Three weeks later, the magnitudes of the vibration modes associated with the defect more than doubled. The blower was shut down at the end of the day shift and repaired overnight.
With remote vibration monitoring, the food processor is able to avoid the costs and delays of catastrophic bearing failure. In addition, they got an additional 43 days of service life from the bearing. They did not lose production time, pay extra fees for rapid part delivery, or suffer the downtime costs of recovering from catastrophic failure.
Run troubled assets with confidence
Just because condition monitoring detects a problem, doesn’t mean the component has to be replaced immediately. One of the major benefits of online condition monitoring is that the visibility into asset health enables asset owners to choose how they want to respond to issues. One manufacturer of food-grade paper goods used online condition monitoring to protect its overall productivity. One of the rollers in the company’s primary paper line developed a bearing issue. The line operated 24/7 and fed all of the other lines in the facility. The company wanted to continue running the line until the next scheduled maintenance interval, but they needed to avoid catastrophic failure.

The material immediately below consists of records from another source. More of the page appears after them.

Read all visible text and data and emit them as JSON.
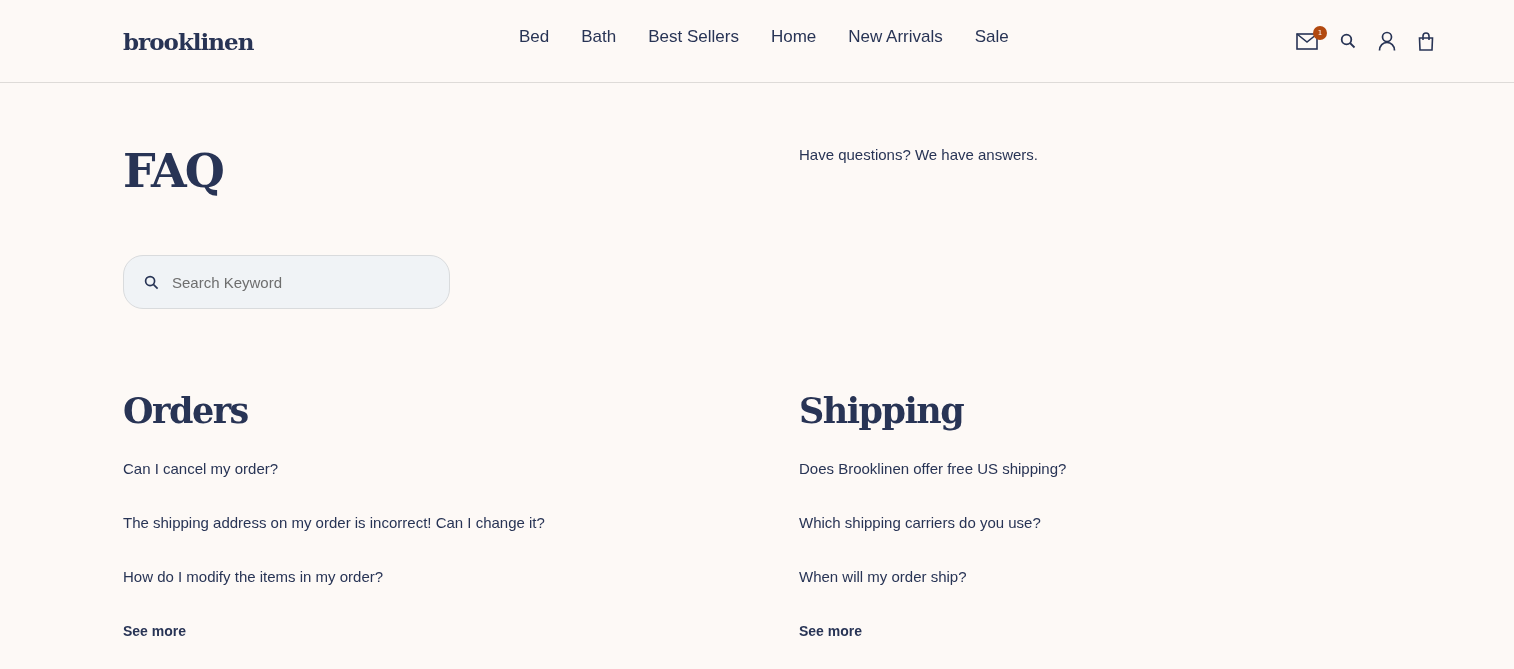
{
  "header": {
    "logo": "brooklinen",
    "nav": [
      "Bed",
      "Bath",
      "Best Sellers",
      "Home",
      "New Arrivals",
      "Sale"
    ],
    "mail_badge": "1"
  },
  "intro": {
    "title": "FAQ",
    "subtitle": "Have questions? We have answers.",
    "search": {
      "placeholder": "Search Keyword"
    }
  },
  "sections": [
    {
      "title": "Orders",
      "questions": [
        "Can I cancel my order?",
        "The shipping address on my order is incorrect! Can I change it?",
        "How do I modify the items in my order?"
      ],
      "more": "See more"
    },
    {
      "title": "Shipping",
      "questions": [
        "Does Brooklinen offer free US shipping?",
        "Which shipping carriers do you use?",
        "When will my order ship?"
      ],
      "more": "See more"
    }
  ]
}
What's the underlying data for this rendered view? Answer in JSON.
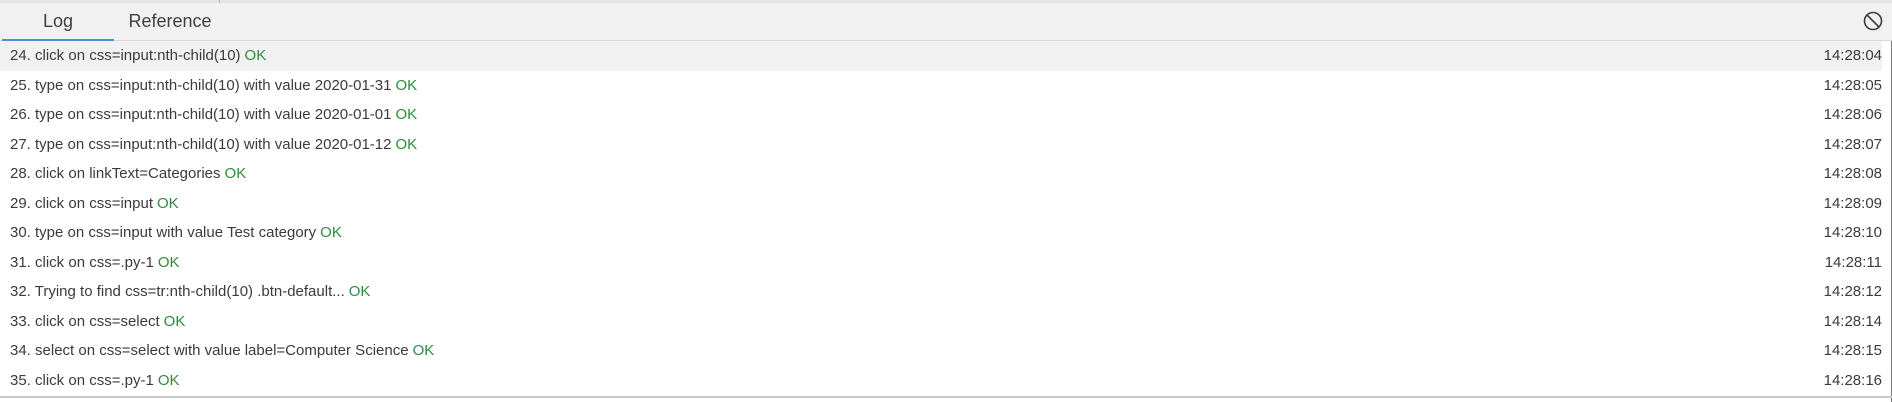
{
  "tabs": {
    "log": "Log",
    "reference": "Reference"
  },
  "toolbar": {
    "clear_icon": "prohibit-icon"
  },
  "colors": {
    "status_ok": "#2e8b3e",
    "active_tab_underline": "#4a90d9",
    "first_row_background": "#f1f1f1"
  },
  "log": {
    "entries": [
      {
        "text": "24. click on css=input:nth-child(10)",
        "status": "OK",
        "time": "14:28:04"
      },
      {
        "text": "25. type on css=input:nth-child(10) with value 2020-01-31",
        "status": "OK",
        "time": "14:28:05"
      },
      {
        "text": "26. type on css=input:nth-child(10) with value 2020-01-01",
        "status": "OK",
        "time": "14:28:06"
      },
      {
        "text": "27. type on css=input:nth-child(10) with value 2020-01-12",
        "status": "OK",
        "time": "14:28:07"
      },
      {
        "text": "28. click on linkText=Categories",
        "status": "OK",
        "time": "14:28:08"
      },
      {
        "text": "29. click on css=input",
        "status": "OK",
        "time": "14:28:09"
      },
      {
        "text": "30. type on css=input with value Test category",
        "status": "OK",
        "time": "14:28:10"
      },
      {
        "text": "31. click on css=.py-1",
        "status": "OK",
        "time": "14:28:11"
      },
      {
        "text": "32. Trying to find css=tr:nth-child(10) .btn-default...",
        "status": "OK",
        "time": "14:28:12"
      },
      {
        "text": "33. click on css=select",
        "status": "OK",
        "time": "14:28:14"
      },
      {
        "text": "34. select on css=select with value label=Computer Science",
        "status": "OK",
        "time": "14:28:15"
      },
      {
        "text": "35. click on css=.py-1",
        "status": "OK",
        "time": "14:28:16"
      }
    ]
  }
}
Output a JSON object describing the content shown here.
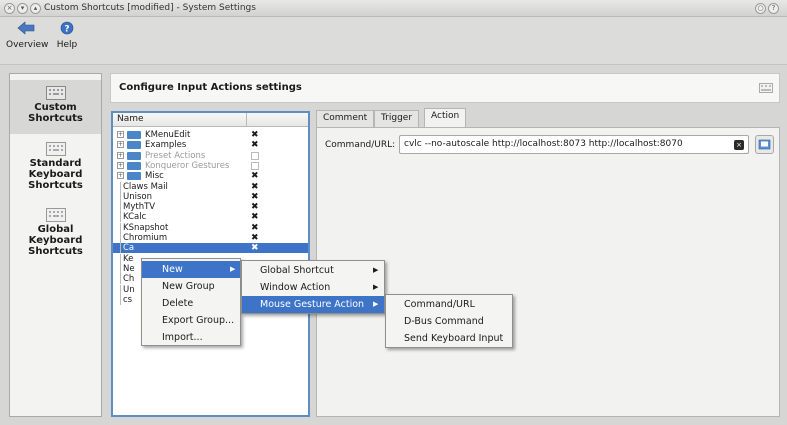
{
  "window": {
    "title": "Custom Shortcuts [modified] - System Settings"
  },
  "toolbar": {
    "overview_label": "Overview",
    "help_label": "Help"
  },
  "sidebar": {
    "items": [
      {
        "label": "Custom Shortcuts",
        "selected": true
      },
      {
        "label": "Standard Keyboard Shortcuts",
        "selected": false
      },
      {
        "label": "Global Keyboard Shortcuts",
        "selected": false
      }
    ]
  },
  "main": {
    "title": "Configure Input Actions settings"
  },
  "tree": {
    "column_name": "Name",
    "rows": [
      {
        "label": "KMenuEdit",
        "group": true,
        "mark": "x"
      },
      {
        "label": "Examples",
        "group": true,
        "mark": "x"
      },
      {
        "label": "Preset Actions",
        "group": true,
        "mark": "box",
        "dim": true
      },
      {
        "label": "Konqueror Gestures",
        "group": true,
        "mark": "box",
        "dim": true
      },
      {
        "label": "Misc",
        "group": true,
        "mark": "x"
      },
      {
        "label": "Claws Mail",
        "group": false,
        "mark": "x"
      },
      {
        "label": "Unison",
        "group": false,
        "mark": "x"
      },
      {
        "label": "MythTV",
        "group": false,
        "mark": "x"
      },
      {
        "label": "KCalc",
        "group": false,
        "mark": "x"
      },
      {
        "label": "KSnapshot",
        "group": false,
        "mark": "x"
      },
      {
        "label": "Chromium",
        "group": false,
        "mark": "x"
      },
      {
        "label": "Ca",
        "group": false,
        "mark": "x",
        "highlight": true
      },
      {
        "label": "Ke",
        "group": false,
        "mark": ""
      },
      {
        "label": "Ne",
        "group": false,
        "mark": ""
      },
      {
        "label": "Ch",
        "group": false,
        "mark": ""
      },
      {
        "label": "Un",
        "group": false,
        "mark": ""
      },
      {
        "label": "cs",
        "group": false,
        "mark": "x"
      }
    ]
  },
  "tabs": [
    {
      "label": "Comment",
      "active": false
    },
    {
      "label": "Trigger",
      "active": false
    },
    {
      "label": "Action",
      "active": true
    }
  ],
  "action": {
    "command_label": "Command/URL:",
    "command_value": "cvlc --no-autoscale http://localhost:8073 http://localhost:8070"
  },
  "context_menu": {
    "items": [
      {
        "label": "New",
        "submenu": true,
        "selected": true
      },
      {
        "label": "New Group"
      },
      {
        "label": "Delete"
      },
      {
        "label": "Export Group..."
      },
      {
        "label": "Import..."
      }
    ]
  },
  "new_submenu": {
    "items": [
      {
        "label": "Global Shortcut",
        "submenu": true
      },
      {
        "label": "Window Action",
        "submenu": true
      },
      {
        "label": "Mouse Gesture Action",
        "submenu": true,
        "selected": true
      }
    ]
  },
  "gesture_submenu": {
    "items": [
      {
        "label": "Command/URL"
      },
      {
        "label": "D-Bus Command"
      },
      {
        "label": "Send Keyboard Input"
      }
    ]
  },
  "colors": {
    "selection": "#3d74c7",
    "folder": "#4a86c8",
    "focus_border": "#5f8dc6"
  }
}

Frequent vibration analysis would make this possible, but the roll was difficult to access manually more than once a week. Instead, the company’s reliability expert recommended a cloud-based online vibration monitor, configuring it to capture data hourly and send alerts when conditions changed rapidly. The system continued to monitor the bearing as the condition worsened. Three weeks after the unit was put in place, the bearing was replaced during the scheduled maintenance period.
By installing a cloud-based vibration monitoring system on this unit, the manufacturer was able to continue operations, well preempting bearing failure.
Diagnose root cause
All data from continuous online condition monitors is time stamped, making it easy to correlate outside factors with any changes to asset condition. If the contributing factor is lubrication breakdown, for example, it’s possible to determine whether the lubrication interval needs to be altered or whether the issue was a support system such as an automatic lubrication system. The data provides maintenance and operations with better insights into actions that need to be taken to prevent future problems.
Confirm accurate installation of new equipment
Installation issues like bearing misalignments and decentration can be diagnosed from the vibration spectrum of an asset. If a spectrum of the healthy machine is captured and recorded, maintenance teams can use it as a basis of comparison for the vibration spectrum after repair. If a belt was overtightened, for example, the error can be corrected before it causes damage. The maintenance procedure can be amended to prevent a recurrence of the issue in the future.
These are just a few examples of how condition monitoring can help protect organizations against future problems, maximize equipment lifetime, and optimize operations. Online vibration monitoring and analysis, in particular, provides continuous granular detail on the health of even hard-to-reach rotating assets. By using vibration analysis as the central pillar of a condition monitoring program, and augmenting it with additional datatypes like temperature sensing, speed feedback, and others, organizations can enhance OEE and minimize cost of ownership for improved overall productivity.